A rodent model of HIV protease inhibitor indinavir induced peripheral neuropathy.
Huang W., Calvo M., Pheby T., Bennett DL., Rice AS.
HIV-associated sensory neuropathy (HIV-SN) is the most frequent manifestation of HIV disease. It often presents with significant neuropathic pain and is associated with previous exposure to neurotoxic nucleoside reverse transcriptase inhibitors. However, HIV-SN prevalence remains high even in resource-rich settings where these drugs are no longer used. Previous evidence suggests that exposure to indinavir, a protease inhibitor commonly used in antiretroviral therapy, may link to elevated HIV-SN risk. Here we investigated whether indinavir treatment was associated with the development of a "dying back" axonal neuropathy and changes in pain-relevant limb withdrawal and thigmotactic behaviours.

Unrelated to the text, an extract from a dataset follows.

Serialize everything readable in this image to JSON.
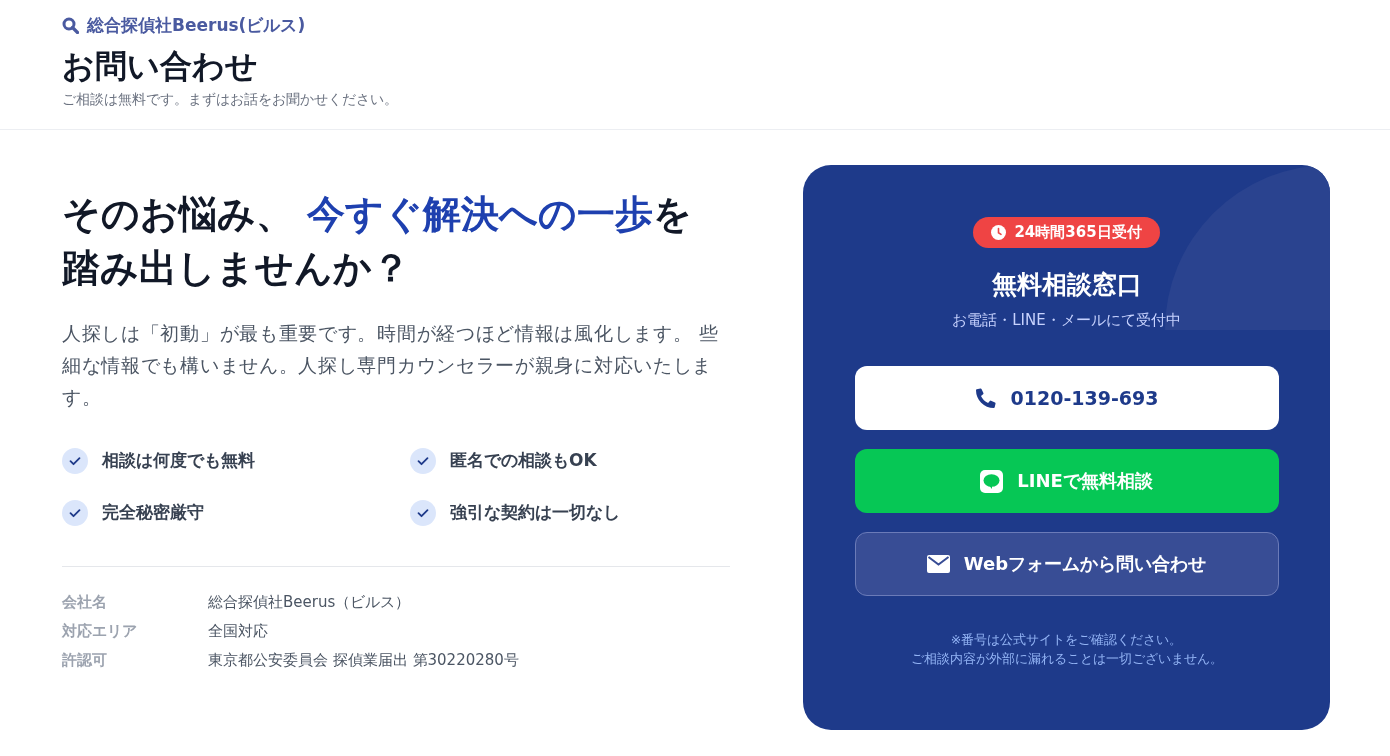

Following two intravenous injections of indinavir (50 mg/kg, 4 days apart), adult rats developed hindpaw mechanical hypersensitivity, which peaked around 2 weeks post first injection (44% reduction from baseline). At this time, animals also had 1) significantly changed thigmotactic behaviour (62% reduction in central zone entries) comparing to the controls and 2) a significant reduction (45%) in hindpaw intraepidermal nerve fibre density. Treatment with gabapentin, but not amitriptyline, was associated with a complete attenuation of hindpaw mechanical hypersensitivity observed with indinavir treatment. Furthermore, we found a small but significant increase in microglia with the effector morphology in the lumbar spinal dorsal horn in indinavir-treated animals, coupled with significantly increased expression of phospho-p38 in microglia. In summary, we have reported neuropathic pain-related sensory and behavioural changes accompanied by a significant loss of hindpaw skin sensory innervation in a rat model of indinavir-induced peripheral neuropathy that is suitable for further pathophysiological investigation and preclinical evaluation of novel analgesics.